McLaren technical director James Key is hoping that the team has got it "really, really right" when it comes to its radical new approach to suspension on the MCL36 unveiled on Friday.
Traditional suspension design relies on a push-rod front and a pull-rod rear, but McLaren are gambling on a reversed approach for 2022 with pull-rod front suspension and push-rod at the rear.
The idea behind this is to help the aerodynamicists optimise the airflow into the venturi tunnel inlets at the mouth of the sidepods by lowering the angle of the inboard rockers.
Under F1's new technical regulations being introduced this season, the venturi tunnels create as much as half of a Formula 1 car’s total downforce - a much greater proportion than the floor generated previously.
McLaren have restyled their front wing in line with the new suspension layout, with flap adjusters positioned a long way across the width of the wing enhancing the flow of air from the wing to the venturi inlets.
But the pull-rod front suspension is not without risk: the last time McLaren attempted this approach was with the MP4-28 in 2013, when the team fell to fifth in the constructors championship and failed to finish on the podium all year.
"It’s a pull-rod front suspension, we saw that in past years,” Key confirmed to The Race website. “The whole suspension layout is about aerodynamics.
"At the front it’s the only thing you’ve got to play with between the entrance of the floor and the front wing.
"Depending on how you treat the front wing and where the entry to the floor needs its load condition will kind of set out what you think the best front suspension geometry is."
The new implementation was one of the features that generated most comment when the team unveiled publicity shots of the new car on Friday.
In addition, the layout of the cooling system appears different from its predecessor, as is the general geometry of the bodywork. The new sidepods have little apparent undercut, but taper inwards very extensively at the rear to help the airflow over the sides of the car.

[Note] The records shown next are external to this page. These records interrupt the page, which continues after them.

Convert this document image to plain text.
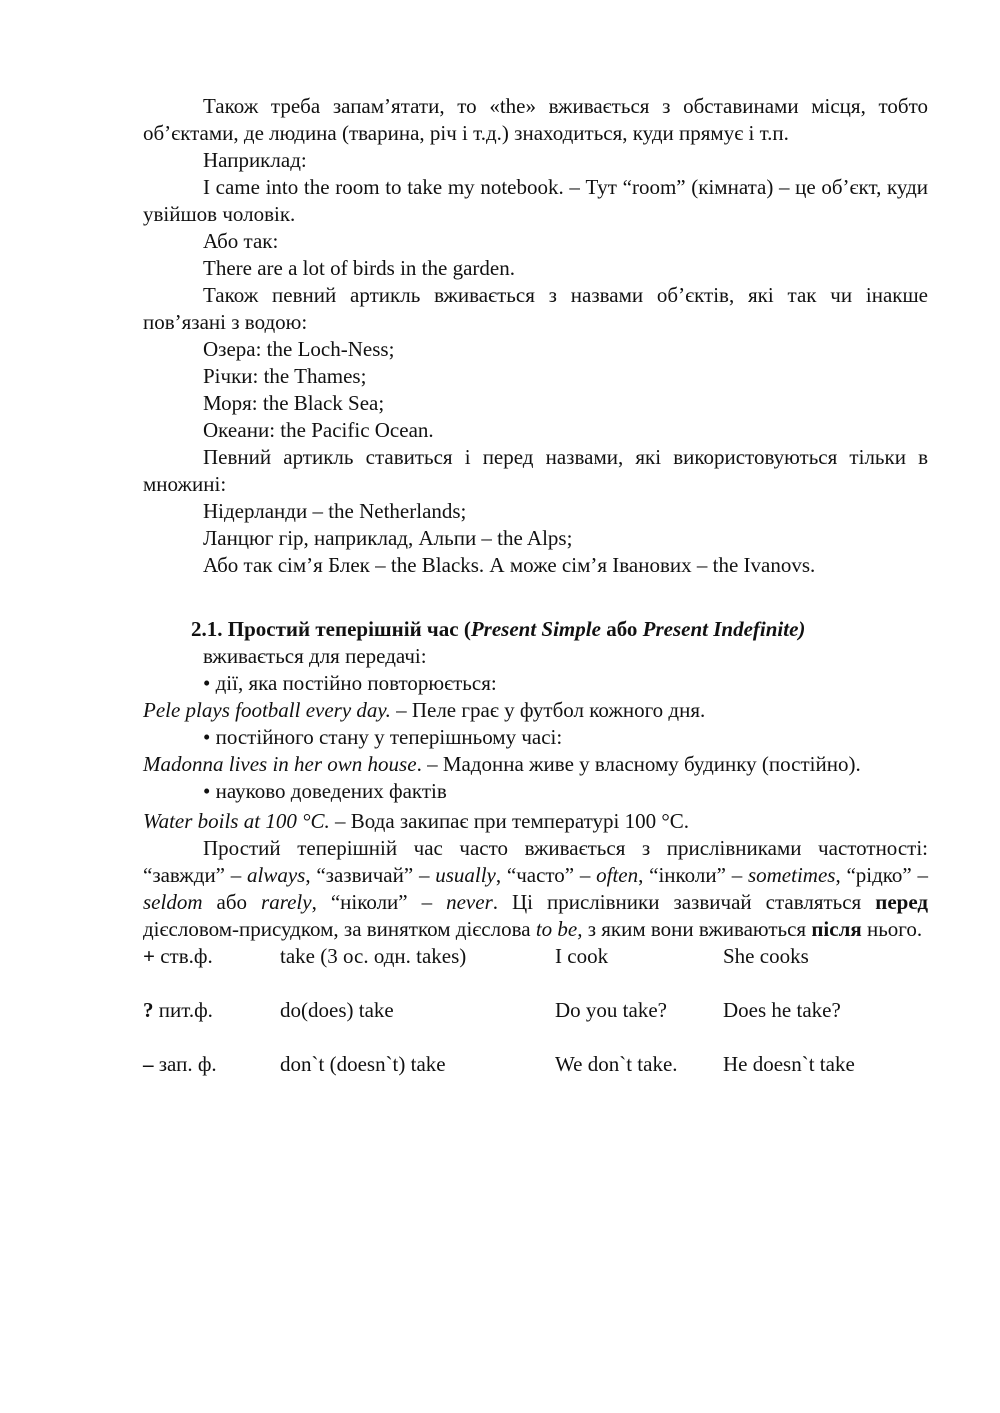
Також треба запам’ятати, то «the» вживається з обставинами місця, тобто об’єктами, де людина (тварина, річ і т.д.) знаходиться, куди прямує і т.п.

Наприклад:

I came into the room to take my notebook. – Тут “room” (кімната) – це об’єкт, куди увійшов чоловік.

Або так:

There are a lot of birds in the garden.

Також певний артикль вживається з назвами об’єктів, які так чи інакше пов’язані з водою:

Озера: the Loch-Ness;

Річки: the Thames;

Моря: the Black Sea;

Океани: the Pacific Ocean.

Певний артикль ставиться і перед назвами, які використовуються тільки в множині:

Нідерланди – the Netherlands;

Ланцюг гір, наприклад, Альпи – the Alps;

Або так сім’я Блек – the Blacks. А може сім’я Іванових – the Ivanovs.

2.1. Простий теперішній час (Present Simple або Present Indefinite)

вживається для передачі:

• дії, яка постійно повторюється:

Pele plays football every day. – Пеле грає у футбол кожного дня.

• постійного стану у теперішньому часі:

Madonna lives in her own house. – Мадонна живе у власному будинку (постійно).

• науково доведених фактів

Water boils at 100 °C. – Вода закипає при температурі 100 °C.

Простий теперішній час часто вживається з прислівниками частотності: “завжди” – always, “зазвичай” – usually, “часто” – often, “інколи” – sometimes, “рідко” – seldom або rarely, “ніколи” – never. Ці прислівники зазвичай ставляться перед дієсловом-присудком, за винятком дієслова to be, з яким вони вживаються після нього.

+ ств.ф.	take (3 ос. одн. takes)	I cook	She cooks
? пит.ф.	do(does) take	Do you take?	Does he take?
– зап. ф.	don`t (doesn`t) take	We don`t take. He doesn`t take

While Aston Martin also dared show off a version of their 2022 car earlier in the week, other teams like Haas and Red Bull have so far limited themselves to just showing off their livery modelled by generic renderings and show cars.
“It will be pretty obvious when we run the cars," Key said of the suspension change. "And you can’t really copy it very easily, so it will be interesting to see who else does that. I see the Aston Martin is the other way around for example.
“If we are the only car that’s done that, we’ve either got it really, really right, or ...
“I think we will see some really interesting ideas across the group of us," he continued. "For us it seems like a good solution to try. It certainly has properties we are happy with."
He admitted that it had proved to be "mechanically challenging" to pull off, adding: "We spent a lot of time trying to get that right, knowing the pitfalls of previous years when it was used.
“I’m fairly confident it will work as expected. The rear of the car is the other question. We’ve been pull-rod for a long time," he pointed out, explaining that Adrian Newey had introduced it at Red Bull in 2009 on its way to winning four consecutive championships.
The previous regulations meant the placement of the diffuser was helped by placing the inboard rockers low to maximise the airflow through the floor, but the location of the new venturi exits has triggered a rethink.
The rockers have now been moved up out of the way, ironically for the same reason they were previously lowered under the old regs!
“You’ve a restricted wheelbase that restricts the length of the gearbox for example," he explained. "So you’ve other possibilities there.
"We’ve gone this route, but it will be interesting to see what trends have developed."